The most clinically useful parameter in drug therapy is clearance, because clearance reflects all the processes in the body that contribute to drug elimination. In oncology, the importance of clearance is enhanced because clearance is the only parameter that relates dose to the measured area under the concentration vs time curve (AUC), which is a useful measure of systemic drug exposure. Mathematically, clearance is defined as dose/AUC. Clearance is not a rate of drug elimination; instead it is defined as a volume of drug cleared per unit of time.

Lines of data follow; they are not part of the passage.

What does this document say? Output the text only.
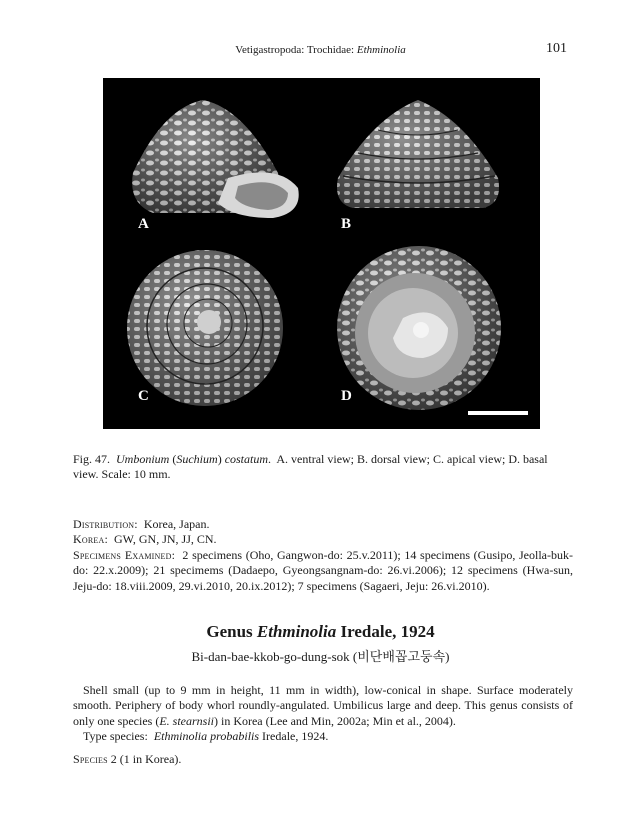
Vetigastropoda: Trochidae: Ethminolia	101
A	B
C	D
Fig. 47. Umbonium (Suchium) costatum.  A. ventral view; B. dorsal view; C. apical view; D. basal view. Scale: 10 mm.

Distribution: Korea, Japan.

Korea: GW, GN, JN, JJ, CN.

Specimens Examined: 2 specimens (Oho, Gangwon-do: 25.v.2011); 14 specimens (Gusipo, Jeolla-buk-do: 22.x.2009); 21 specimems (Dadaepo, Gyeongsangnam-do: 26.vi.2006); 12 specimens (Hwa-sun, Jeju-do: 18.viii.2009, 29.vi.2010, 20.ix.2012); 7 specimens (Sagaeri, Jeju: 26.vi.2010).

Genus Ethminolia Iredale, 1924
Bi-dan-bae-kkob-go-dung-sok (비단배꼽고둥속)

Shell small (up to 9 mm in height, 11 mm in width), low-conical in shape. Surface moderately smooth. Periphery of body whorl roundly-angulated. Umbilicus large and deep. This genus consists of only one species (E. stearnsii) in Korea (Lee and Min, 2002a; Min et al., 2004).

Type species: Ethminolia probabilis Iredale, 1924.

Species 2 (1 in Korea).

Overcoming interindividual variation in clearance is a fundamental goal of pharmacokinetic analyses. Because they tend to be highly toxic with low efficacy, anticancer drugs may have the narrowest therapeutic index of any class of agents used in clinical medicine. Thus, the ability to administer an individualized dose of drug to achieve a uniform target AUC and a uniform clinical result is often a high priority for cancer therapeutics. Because clearance defines the relationship between dose and AUC, estimating clearance prior to anticancer drug administration is extremely important. A common attempt to individualize cancer chemotherapy is to dose a drug based upon the body surface area (BSA) expressed in mg/m2 to achieve a uniform AUC in patients with different body sizes. Inherent in this approach is the fundamental assumption that clearance is strongly correlated with BSA. However, when studied formally, the relationship between clearance and BSA is often weak and does not consistently justify the routine use of this dosing approach. Nonetheless, although the application of BSA-based dosing has been widely criticized, it still remains a common practice.
Recognizing clinical situations in which drug clearance is commonly altered, such as in patients with hepatic or renal dysfunction, is important for agents that are eliminated by these routes. For example, carboplatin is extensively cleared by glomerular filtration, and its systemic AUC in plasma ultrafiltrates is strongly correlated with pharmacodynamic effects, such as thrombocytopenia. Thus, dosing strategies that estimate the glomerular filtration rate (GFR) to achieve a targeted AUC and thereby minimize excessive toxicity in individual patients have gained wide clinical acceptance. Likewise, for hepatically metabolized drugs, doses must be adjusted in patients with liver dysfunction. However, accurately assessing hepatic drug-metabolizing capacity is more difficult than estimating the GFR. Nonetheless, guidelines for dose-adjusting agents metabolized in the liver, such as doxorubicin, have been established.